World’s biggest miner BHP reported a 2 per cent rise in underlying profit for the year to the end of June and declared a record dividend.
AJ Bell investment director Russ Mould said: “Diversified natural resources group BHP seems quite confident about the future given generous dividend payments and willingness to keep spending billions of dollars on project developments and looking for the next big metals or energy discovery.
“One might have expected the company to conserve cash and go into cautious mode given a backdrop of gloomy economic data. However, it seems like it is business as usual for BHP as it lays out plans to spend around $8 billion a year on capital and exploration expenditure.
“While considerably less than the $20 billion-plus it used to spend in the previous commodities boom, this is still a very significant amount of money.

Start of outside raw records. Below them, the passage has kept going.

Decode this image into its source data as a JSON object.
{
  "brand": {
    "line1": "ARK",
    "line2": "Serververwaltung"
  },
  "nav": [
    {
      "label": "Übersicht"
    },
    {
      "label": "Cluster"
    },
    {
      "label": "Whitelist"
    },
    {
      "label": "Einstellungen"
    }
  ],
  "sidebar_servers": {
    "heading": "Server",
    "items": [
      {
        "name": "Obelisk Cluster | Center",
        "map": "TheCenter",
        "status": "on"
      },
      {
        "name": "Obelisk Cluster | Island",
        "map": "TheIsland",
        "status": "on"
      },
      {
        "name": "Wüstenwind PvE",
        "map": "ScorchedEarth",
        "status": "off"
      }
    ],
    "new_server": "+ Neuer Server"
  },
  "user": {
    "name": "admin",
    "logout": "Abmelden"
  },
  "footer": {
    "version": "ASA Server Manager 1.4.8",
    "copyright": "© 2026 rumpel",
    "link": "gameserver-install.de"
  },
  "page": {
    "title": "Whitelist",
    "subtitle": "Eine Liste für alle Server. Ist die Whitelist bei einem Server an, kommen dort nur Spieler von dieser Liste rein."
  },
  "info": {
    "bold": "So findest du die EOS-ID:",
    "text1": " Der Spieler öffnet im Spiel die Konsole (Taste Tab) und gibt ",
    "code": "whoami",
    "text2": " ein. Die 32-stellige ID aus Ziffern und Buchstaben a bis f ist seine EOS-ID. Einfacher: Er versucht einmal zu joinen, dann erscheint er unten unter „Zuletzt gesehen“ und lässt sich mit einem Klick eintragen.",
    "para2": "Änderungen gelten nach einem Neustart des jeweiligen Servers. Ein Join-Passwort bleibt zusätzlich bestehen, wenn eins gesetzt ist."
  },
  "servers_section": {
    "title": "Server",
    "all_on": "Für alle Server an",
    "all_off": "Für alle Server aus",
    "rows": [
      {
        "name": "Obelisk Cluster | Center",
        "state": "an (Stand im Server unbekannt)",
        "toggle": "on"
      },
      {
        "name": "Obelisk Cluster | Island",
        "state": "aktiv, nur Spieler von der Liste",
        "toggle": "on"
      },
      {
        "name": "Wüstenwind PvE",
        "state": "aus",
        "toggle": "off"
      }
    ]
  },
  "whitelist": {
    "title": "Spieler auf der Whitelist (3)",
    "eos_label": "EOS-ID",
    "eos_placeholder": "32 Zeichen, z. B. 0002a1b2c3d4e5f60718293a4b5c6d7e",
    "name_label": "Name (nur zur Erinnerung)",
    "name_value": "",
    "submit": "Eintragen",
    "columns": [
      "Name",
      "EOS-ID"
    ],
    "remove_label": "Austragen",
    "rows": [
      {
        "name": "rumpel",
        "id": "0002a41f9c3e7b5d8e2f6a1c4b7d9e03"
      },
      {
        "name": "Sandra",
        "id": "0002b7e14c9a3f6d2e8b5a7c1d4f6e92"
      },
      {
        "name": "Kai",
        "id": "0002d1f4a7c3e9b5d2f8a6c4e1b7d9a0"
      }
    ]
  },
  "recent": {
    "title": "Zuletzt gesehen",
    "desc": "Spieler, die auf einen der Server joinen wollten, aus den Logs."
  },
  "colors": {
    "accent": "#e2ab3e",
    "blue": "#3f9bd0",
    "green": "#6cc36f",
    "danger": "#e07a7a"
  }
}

“Big miners like BHP have historically thrived in more different market conditions thanks to having world-class assets with low operating costs. If commodity prices fall sharply, someone like BHP would have a better chance of still being able to operate profitability versus many of its competitors which could struggle.
“BHP, like most of its FTSE 100 natural resource peer group, has been streamlining its business in recent years and paying more attention to achieving greater operational efficiencies and stripping costs out of the business. That should put it in a stronger position should there be another commodities downturn.
“However, the current negative backdrop would suggest BHP may find it hard to keep growing earnings at the current rate, particularly in the short term.”